Once again I am sharing content only from the first part of a chapter in my unpublished book Thirty True Things Everyone Needs to Know Now (TTT). (Readers who have the time and interest are invited to click here in order to read the entire chapter.)
Confessing Jesus as Lord
“Jesus is Lord” is the first and oldest confession of faith by Christians. To present times, that has been a common declaration of faith—and one wonders how different things would be if Christian believers had stuck with that concise confession rather than crafting more complicated creeds.

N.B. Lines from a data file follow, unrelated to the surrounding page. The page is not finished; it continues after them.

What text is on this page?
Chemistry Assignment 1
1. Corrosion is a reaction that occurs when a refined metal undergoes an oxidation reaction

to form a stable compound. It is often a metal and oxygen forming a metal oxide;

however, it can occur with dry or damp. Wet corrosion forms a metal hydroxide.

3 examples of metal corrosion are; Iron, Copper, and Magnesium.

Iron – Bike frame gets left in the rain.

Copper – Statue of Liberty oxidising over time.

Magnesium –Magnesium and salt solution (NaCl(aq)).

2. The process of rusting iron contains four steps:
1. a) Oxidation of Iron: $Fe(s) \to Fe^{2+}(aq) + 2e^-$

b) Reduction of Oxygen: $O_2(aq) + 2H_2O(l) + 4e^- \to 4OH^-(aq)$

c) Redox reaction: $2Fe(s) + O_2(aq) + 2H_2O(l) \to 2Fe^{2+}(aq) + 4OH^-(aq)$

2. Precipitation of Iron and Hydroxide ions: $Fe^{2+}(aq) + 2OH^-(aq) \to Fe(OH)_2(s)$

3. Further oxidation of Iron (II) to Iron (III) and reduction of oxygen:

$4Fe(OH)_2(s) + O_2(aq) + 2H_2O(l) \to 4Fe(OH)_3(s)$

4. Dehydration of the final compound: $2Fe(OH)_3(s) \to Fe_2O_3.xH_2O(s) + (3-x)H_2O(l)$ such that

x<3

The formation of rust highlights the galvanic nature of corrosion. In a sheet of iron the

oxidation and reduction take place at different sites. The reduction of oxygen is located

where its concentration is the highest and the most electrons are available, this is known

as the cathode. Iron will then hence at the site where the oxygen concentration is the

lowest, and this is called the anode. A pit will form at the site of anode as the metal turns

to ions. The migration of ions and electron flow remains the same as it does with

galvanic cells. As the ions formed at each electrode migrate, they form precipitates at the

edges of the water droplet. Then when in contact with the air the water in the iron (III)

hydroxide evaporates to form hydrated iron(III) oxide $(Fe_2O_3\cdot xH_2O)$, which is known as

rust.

Back in 1960 when I was a seminary student, June and I became the proud owners of a 1958 Hillman Minx, a British car that looked a lot better than it started in the wintertime. At some point, we pasted a Jesus is Lord sticker on the trunk (or I guess I should say the boot) of our pretty little red and grey car.
In addition to being a seminary student, I was also pastor of the Ekron Baptist Church in Meade County, south of Louisville, and I was happy to witness to Jesus as I drove around the Ekron community.
I had no idea then, and have not realized until fairly recently, that proclaiming that Jesus is Lord can be offensive to some people. But now I understand that Christians must be careful when they call Jesus Lord.
Objecting to Calling Jesus Lord
|"Tink" Tinker (b. 1944)|
American Indian Liberation (2008) is a challenging book by George E. (“Tink”) Tinker, a professor at Iliff School of Theology in Colorado. Dr. Tinker specifically objects to calling Jesus Lord.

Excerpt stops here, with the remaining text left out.